In our practice, we consistently use side-to-side suturing whenever feasible, with the primary goal of enhancing shoulder stability during the LTT transfer procedure. The importance of side-to-side suturing was highlighted in a biomechanical study by Mihata et al.18 The author demonstrated that side-to-side suturing in superior capsule reconstruction results in reduced glenohumeral superior translation and a significant decrease in subacromial peak contact pressure, ultimately improving the overall stability of the shoulder joint. During the arthroscopic second-look examination, we observed no evidence of tears at the previous side-to-side suture and observed vascularization originating from the side-to-side suture. Previous studies15,17 have elucidated that the revascularization takes place during the graft maturation phase and plays a crucial role as a prerequisite for synovialization and graft incorporation in anterior cruciate ligament reconstruction. Although the clinical implications of graft synovialization are not yet fully understood,5,16,19 vascularization in close proximity to the side-to-side suture may facilitate graft incorporation by supporting synovialization. This further underscores the importance of the side-to-side suture technique. Nevertheless, histological and biological studies are needed to explore whether the graft underwent neovascularization and whether this process contributed to graft healing. Also, further studies should be conducted to gain a deeper understanding of the role of vascularization and synovialization and their implications for clinical outcomes.

Conclusion

MRI scan and sonography are usually used as a tool to evaluate postoperative integrity of transferred tendon. Yet, the ideal modality for evaluating grafts is arthroscopy, as it allows for direct visualization of graft integrity. However, it is not routinely recommended due to its invasive nature. This case has provided valuable arthroscopic findings, demonstrating the smooth excursion of the LTT without any adhesions along the graft at the 5-month postoperative mark. Additionally, vascularization at the side-to-side suture site was observed. While this case report offers meaningful insights by allowing for direct visualization of the LTT transfer during second-look arthroscopy, it is important to recognize that this case report should not be overinterpreted as it is based on observations from a single patient. However, it still offers meaningful insights into the direct visualization from the second look of the LTT transfer.

Acknowledgment

The authors would like to express special thanks to Yeong Ran Seo, Hyun Mi Kim, Seung Hwan Oh, and Seul Gi Yun for their help in collecting data.

Disclaimers:

Funding: No funding was disclosed by the authors.

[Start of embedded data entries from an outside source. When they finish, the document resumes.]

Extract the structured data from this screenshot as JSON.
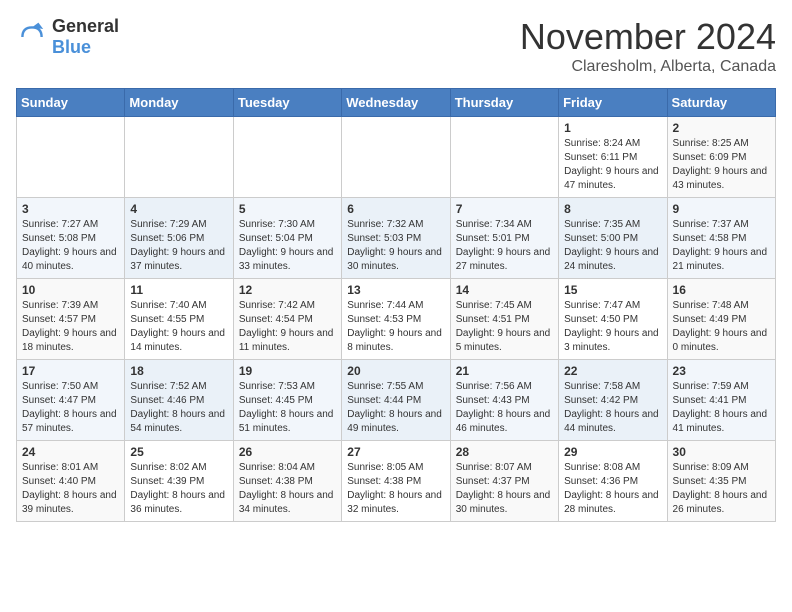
{
  "logo": {
    "general": "General",
    "blue": "Blue"
  },
  "header": {
    "month": "November 2024",
    "location": "Claresholm, Alberta, Canada"
  },
  "weekdays": [
    "Sunday",
    "Monday",
    "Tuesday",
    "Wednesday",
    "Thursday",
    "Friday",
    "Saturday"
  ],
  "weeks": [
    [
      null,
      null,
      null,
      null,
      null,
      {
        "day": "1",
        "sunrise": "Sunrise: 8:24 AM",
        "sunset": "Sunset: 6:11 PM",
        "daylight": "Daylight: 9 hours and 47 minutes."
      },
      {
        "day": "2",
        "sunrise": "Sunrise: 8:25 AM",
        "sunset": "Sunset: 6:09 PM",
        "daylight": "Daylight: 9 hours and 43 minutes."
      }
    ],
    [
      {
        "day": "3",
        "sunrise": "Sunrise: 7:27 AM",
        "sunset": "Sunset: 5:08 PM",
        "daylight": "Daylight: 9 hours and 40 minutes."
      },
      {
        "day": "4",
        "sunrise": "Sunrise: 7:29 AM",
        "sunset": "Sunset: 5:06 PM",
        "daylight": "Daylight: 9 hours and 37 minutes."
      },
      {
        "day": "5",
        "sunrise": "Sunrise: 7:30 AM",
        "sunset": "Sunset: 5:04 PM",
        "daylight": "Daylight: 9 hours and 33 minutes."
      },
      {
        "day": "6",
        "sunrise": "Sunrise: 7:32 AM",
        "sunset": "Sunset: 5:03 PM",
        "daylight": "Daylight: 9 hours and 30 minutes."
      },
      {
        "day": "7",
        "sunrise": "Sunrise: 7:34 AM",
        "sunset": "Sunset: 5:01 PM",
        "daylight": "Daylight: 9 hours and 27 minutes."
      },
      {
        "day": "8",
        "sunrise": "Sunrise: 7:35 AM",
        "sunset": "Sunset: 5:00 PM",
        "daylight": "Daylight: 9 hours and 24 minutes."
      },
      {
        "day": "9",
        "sunrise": "Sunrise: 7:37 AM",
        "sunset": "Sunset: 4:58 PM",
        "daylight": "Daylight: 9 hours and 21 minutes."
      }
    ],
    [
      {
        "day": "10",
        "sunrise": "Sunrise: 7:39 AM",
        "sunset": "Sunset: 4:57 PM",
        "daylight": "Daylight: 9 hours and 18 minutes."
      },
      {
        "day": "11",
        "sunrise": "Sunrise: 7:40 AM",
        "sunset": "Sunset: 4:55 PM",
        "daylight": "Daylight: 9 hours and 14 minutes."
      },
      {
        "day": "12",
        "sunrise": "Sunrise: 7:42 AM",
        "sunset": "Sunset: 4:54 PM",
        "daylight": "Daylight: 9 hours and 11 minutes."
      },
      {
        "day": "13",
        "sunrise": "Sunrise: 7:44 AM",
        "sunset": "Sunset: 4:53 PM",
        "daylight": "Daylight: 9 hours and 8 minutes."
      },
      {
        "day": "14",
        "sunrise": "Sunrise: 7:45 AM",
        "sunset": "Sunset: 4:51 PM",
        "daylight": "Daylight: 9 hours and 5 minutes."
      },
      {
        "day": "15",
        "sunrise": "Sunrise: 7:47 AM",
        "sunset": "Sunset: 4:50 PM",
        "daylight": "Daylight: 9 hours and 3 minutes."
      },
      {
        "day": "16",
        "sunrise": "Sunrise: 7:48 AM",
        "sunset": "Sunset: 4:49 PM",
        "daylight": "Daylight: 9 hours and 0 minutes."
      }
    ],
    [
      {
        "day": "17",
        "sunrise": "Sunrise: 7:50 AM",
        "sunset": "Sunset: 4:47 PM",
        "daylight": "Daylight: 8 hours and 57 minutes."
      },
      {
        "day": "18",
        "sunrise": "Sunrise: 7:52 AM",
        "sunset": "Sunset: 4:46 PM",
        "daylight": "Daylight: 8 hours and 54 minutes."
      },
      {
        "day": "19",
        "sunrise": "Sunrise: 7:53 AM",
        "sunset": "Sunset: 4:45 PM",
        "daylight": "Daylight: 8 hours and 51 minutes."
      },
      {
        "day": "20",
        "sunrise": "Sunrise: 7:55 AM",
        "sunset": "Sunset: 4:44 PM",
        "daylight": "Daylight: 8 hours and 49 minutes."
      },
      {
        "day": "21",
        "sunrise": "Sunrise: 7:56 AM",
        "sunset": "Sunset: 4:43 PM",
        "daylight": "Daylight: 8 hours and 46 minutes."
      },
      {
        "day": "22",
        "sunrise": "Sunrise: 7:58 AM",
        "sunset": "Sunset: 4:42 PM",
        "daylight": "Daylight: 8 hours and 44 minutes."
      },
      {
        "day": "23",
        "sunrise": "Sunrise: 7:59 AM",
        "sunset": "Sunset: 4:41 PM",
        "daylight": "Daylight: 8 hours and 41 minutes."
      }
    ],
    [
      {
        "day": "24",
        "sunrise": "Sunrise: 8:01 AM",
        "sunset": "Sunset: 4:40 PM",
        "daylight": "Daylight: 8 hours and 39 minutes."
      },
      {
        "day": "25",
        "sunrise": "Sunrise: 8:02 AM",
        "sunset": "Sunset: 4:39 PM",
        "daylight": "Daylight: 8 hours and 36 minutes."
      },
      {
        "day": "26",
        "sunrise": "Sunrise: 8:04 AM",
        "sunset": "Sunset: 4:38 PM",
        "daylight": "Daylight: 8 hours and 34 minutes."
      },
      {
        "day": "27",
        "sunrise": "Sunrise: 8:05 AM",
        "sunset": "Sunset: 4:38 PM",
        "daylight": "Daylight: 8 hours and 32 minutes."
      },
      {
        "day": "28",
        "sunrise": "Sunrise: 8:07 AM",
        "sunset": "Sunset: 4:37 PM",
        "daylight": "Daylight: 8 hours and 30 minutes."
      },
      {
        "day": "29",
        "sunrise": "Sunrise: 8:08 AM",
        "sunset": "Sunset: 4:36 PM",
        "daylight": "Daylight: 8 hours and 28 minutes."
      },
      {
        "day": "30",
        "sunrise": "Sunrise: 8:09 AM",
        "sunset": "Sunset: 4:35 PM",
        "daylight": "Daylight: 8 hours and 26 minutes."
      }
    ]
  ]
}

Conflicts of interest: The authors, their immediate families, and any research foundation with which they are affiliated have not received any financial payments or other benefits from any commercial entity related to the subject of this article.

Patient consent: Written patient consent was received by the patient.

Footnotes

This study was approved by the Public Institutional Review Board Designated by Ministry of Health and Welfare (No. P01-202305-01-006).

Surgery was performed at Yeosu Baek Hospital.